Gesundheitswesen 2013; 75 - A157
DOI: 10.1055/s-0033-1354124

Risiko und Risikokompensation im Lebenslauf. Eine erweiterte ungleichheitssoziologische Perspektive

M Diewald 1, R Schunck 1
  • 1Fakultät für Soziologie, Universität Bielefeld

Mit dem Konzept von Risiko und Risiko-Kompensation wird ein bisher wenig verbreiteter Ansatz vorgestellt, um die Entwicklung sozialer Ungleichheiten im Lebenslauf theoretisch und empirisch zu analysieren.
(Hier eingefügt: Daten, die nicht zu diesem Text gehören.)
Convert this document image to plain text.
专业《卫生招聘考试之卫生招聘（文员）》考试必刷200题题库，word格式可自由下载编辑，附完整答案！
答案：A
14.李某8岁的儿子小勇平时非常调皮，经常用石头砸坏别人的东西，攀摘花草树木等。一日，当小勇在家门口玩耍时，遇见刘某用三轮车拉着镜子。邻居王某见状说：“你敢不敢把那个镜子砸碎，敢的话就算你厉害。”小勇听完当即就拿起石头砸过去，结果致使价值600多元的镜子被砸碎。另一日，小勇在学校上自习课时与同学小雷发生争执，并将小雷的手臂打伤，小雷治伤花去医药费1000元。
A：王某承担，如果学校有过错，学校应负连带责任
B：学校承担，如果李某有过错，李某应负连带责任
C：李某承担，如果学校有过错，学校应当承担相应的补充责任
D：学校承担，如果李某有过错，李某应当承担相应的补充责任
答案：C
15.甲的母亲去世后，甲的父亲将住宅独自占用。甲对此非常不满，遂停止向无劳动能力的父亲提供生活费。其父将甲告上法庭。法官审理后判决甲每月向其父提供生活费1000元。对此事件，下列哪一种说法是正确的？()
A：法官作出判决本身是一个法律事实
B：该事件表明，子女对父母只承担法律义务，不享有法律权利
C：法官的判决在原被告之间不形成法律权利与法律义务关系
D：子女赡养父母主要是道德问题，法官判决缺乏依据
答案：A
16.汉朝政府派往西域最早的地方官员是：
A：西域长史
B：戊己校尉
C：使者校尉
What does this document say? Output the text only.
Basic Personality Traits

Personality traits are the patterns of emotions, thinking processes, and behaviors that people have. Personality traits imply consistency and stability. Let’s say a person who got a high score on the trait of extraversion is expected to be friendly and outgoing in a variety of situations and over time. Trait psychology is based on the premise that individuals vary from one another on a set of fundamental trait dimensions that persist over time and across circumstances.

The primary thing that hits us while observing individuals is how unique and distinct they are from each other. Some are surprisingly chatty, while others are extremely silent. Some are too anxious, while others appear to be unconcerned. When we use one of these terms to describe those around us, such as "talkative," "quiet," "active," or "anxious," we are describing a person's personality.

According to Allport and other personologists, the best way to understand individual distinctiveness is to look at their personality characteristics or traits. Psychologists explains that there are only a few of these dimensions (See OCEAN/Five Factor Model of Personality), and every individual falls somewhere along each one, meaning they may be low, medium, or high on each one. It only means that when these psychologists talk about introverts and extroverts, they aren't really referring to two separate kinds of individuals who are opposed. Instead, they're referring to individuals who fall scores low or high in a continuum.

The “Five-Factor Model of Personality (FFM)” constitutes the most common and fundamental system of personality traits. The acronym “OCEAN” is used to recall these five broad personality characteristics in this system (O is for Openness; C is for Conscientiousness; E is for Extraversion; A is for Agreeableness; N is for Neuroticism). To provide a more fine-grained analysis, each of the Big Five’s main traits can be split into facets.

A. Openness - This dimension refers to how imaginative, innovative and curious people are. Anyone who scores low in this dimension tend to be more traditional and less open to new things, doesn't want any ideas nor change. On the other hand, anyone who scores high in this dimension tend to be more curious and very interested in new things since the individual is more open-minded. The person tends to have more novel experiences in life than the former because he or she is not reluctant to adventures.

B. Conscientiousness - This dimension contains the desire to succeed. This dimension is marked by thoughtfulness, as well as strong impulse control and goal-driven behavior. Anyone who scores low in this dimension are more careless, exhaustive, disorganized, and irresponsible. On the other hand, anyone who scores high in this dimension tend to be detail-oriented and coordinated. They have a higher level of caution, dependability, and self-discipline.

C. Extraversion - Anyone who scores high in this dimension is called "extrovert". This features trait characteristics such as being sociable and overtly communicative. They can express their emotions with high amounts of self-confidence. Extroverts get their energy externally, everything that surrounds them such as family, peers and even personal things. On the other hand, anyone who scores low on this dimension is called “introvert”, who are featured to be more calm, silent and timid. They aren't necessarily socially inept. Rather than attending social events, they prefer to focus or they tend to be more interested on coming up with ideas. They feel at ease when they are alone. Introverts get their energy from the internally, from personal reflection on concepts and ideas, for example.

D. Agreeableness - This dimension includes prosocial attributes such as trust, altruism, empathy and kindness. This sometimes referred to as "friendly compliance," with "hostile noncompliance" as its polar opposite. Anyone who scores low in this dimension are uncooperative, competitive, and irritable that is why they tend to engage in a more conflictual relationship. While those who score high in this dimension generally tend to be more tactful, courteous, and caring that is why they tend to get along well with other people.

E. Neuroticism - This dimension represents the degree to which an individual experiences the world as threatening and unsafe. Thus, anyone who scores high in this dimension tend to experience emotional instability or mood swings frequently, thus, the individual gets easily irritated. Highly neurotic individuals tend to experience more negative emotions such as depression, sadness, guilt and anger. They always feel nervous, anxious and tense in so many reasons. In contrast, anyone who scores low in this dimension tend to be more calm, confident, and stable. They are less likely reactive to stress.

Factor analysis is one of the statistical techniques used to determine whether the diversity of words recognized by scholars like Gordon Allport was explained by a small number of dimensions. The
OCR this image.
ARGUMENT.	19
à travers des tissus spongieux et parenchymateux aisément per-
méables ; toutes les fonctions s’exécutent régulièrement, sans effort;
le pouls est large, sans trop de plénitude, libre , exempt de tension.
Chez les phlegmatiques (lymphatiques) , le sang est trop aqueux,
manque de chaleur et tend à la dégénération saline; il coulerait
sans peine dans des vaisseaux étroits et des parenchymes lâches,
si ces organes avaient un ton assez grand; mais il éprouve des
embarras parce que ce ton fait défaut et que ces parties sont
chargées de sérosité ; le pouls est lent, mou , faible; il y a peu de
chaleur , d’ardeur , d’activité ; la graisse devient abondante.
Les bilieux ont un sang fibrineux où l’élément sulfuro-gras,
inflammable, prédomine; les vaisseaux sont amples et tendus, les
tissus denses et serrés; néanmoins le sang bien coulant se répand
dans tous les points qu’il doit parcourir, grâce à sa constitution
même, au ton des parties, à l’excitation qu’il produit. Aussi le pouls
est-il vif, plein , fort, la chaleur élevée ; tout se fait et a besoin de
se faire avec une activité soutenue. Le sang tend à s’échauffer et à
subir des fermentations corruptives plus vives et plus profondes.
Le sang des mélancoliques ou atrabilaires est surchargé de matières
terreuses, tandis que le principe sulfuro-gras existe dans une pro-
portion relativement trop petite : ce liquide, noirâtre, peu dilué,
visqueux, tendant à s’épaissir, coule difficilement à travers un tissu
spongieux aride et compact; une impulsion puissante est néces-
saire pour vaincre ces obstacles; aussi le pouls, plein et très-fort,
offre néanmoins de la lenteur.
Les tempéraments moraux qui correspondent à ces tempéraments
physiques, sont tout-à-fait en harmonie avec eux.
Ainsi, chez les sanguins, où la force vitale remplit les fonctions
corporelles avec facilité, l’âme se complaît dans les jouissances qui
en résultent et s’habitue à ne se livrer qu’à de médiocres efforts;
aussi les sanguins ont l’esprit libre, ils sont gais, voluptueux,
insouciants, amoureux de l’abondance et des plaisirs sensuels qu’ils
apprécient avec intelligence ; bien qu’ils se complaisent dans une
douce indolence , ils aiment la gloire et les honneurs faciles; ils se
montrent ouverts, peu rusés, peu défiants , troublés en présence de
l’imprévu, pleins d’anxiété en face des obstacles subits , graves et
Risiken im Lebensverlauf umfassen sowohl diskrete, einschneidende Ereignisse, wie bspw. den Arbeitsplatzverlust oder Perioden von Arbeitslosigkeit, die Bildung oder Auflösung von Partnerschaften oder die Geburt eines Kindes, als kleinere und konstanter auftretende Ereignisse oder Lebensbedingungen, wie bspw. die Belastungen und Gratifikationen in Beschäftigungsbeziehungen, denen Personen durch die Einbettung in ihre (soziale) Umwelt ausgesetzt sind. Sowohl die Auftrittswahrscheinlichkeit als auch die Inzidenz und Dauer dieser Risiken sowie Möglichkeiten sie zu kompensieren sind sozial strukturiert. Die Auswirkungen dieser Risiken im Lebenslauf werden dabei durch Interaktionen zwischen individuellen Faktoren sowie der (sozialen) Umwelt auf mehreren Ebenen moderiert. Unterschiedliche wohlfahrstaatliche Arrangements, Eigenschaften der individuellen Nahumgebung, individuelle Ausstattungen mit Ressourcen und Kapitalien, psychische und auch genetische Faktoren führen zu heterogenen Auswirkungen der erlebten Risiken. Ein entscheidender Vorteil des Konzepts von Risiko und Risiko-Kompensation ist, einen einheitlichen Rahmen zur Verfügung zu haben, der mit genetischer Variation beginnt, sowohl psychische und somatische Entwicklung als auch Stationen des Lebenslaufs umfasst und bis zur Genese und Kompensation von Risiken durch den Wohlfahrtsstaat reicht. Implikationen für die Gesundheitsforschung werden beispielhaft angedeutet.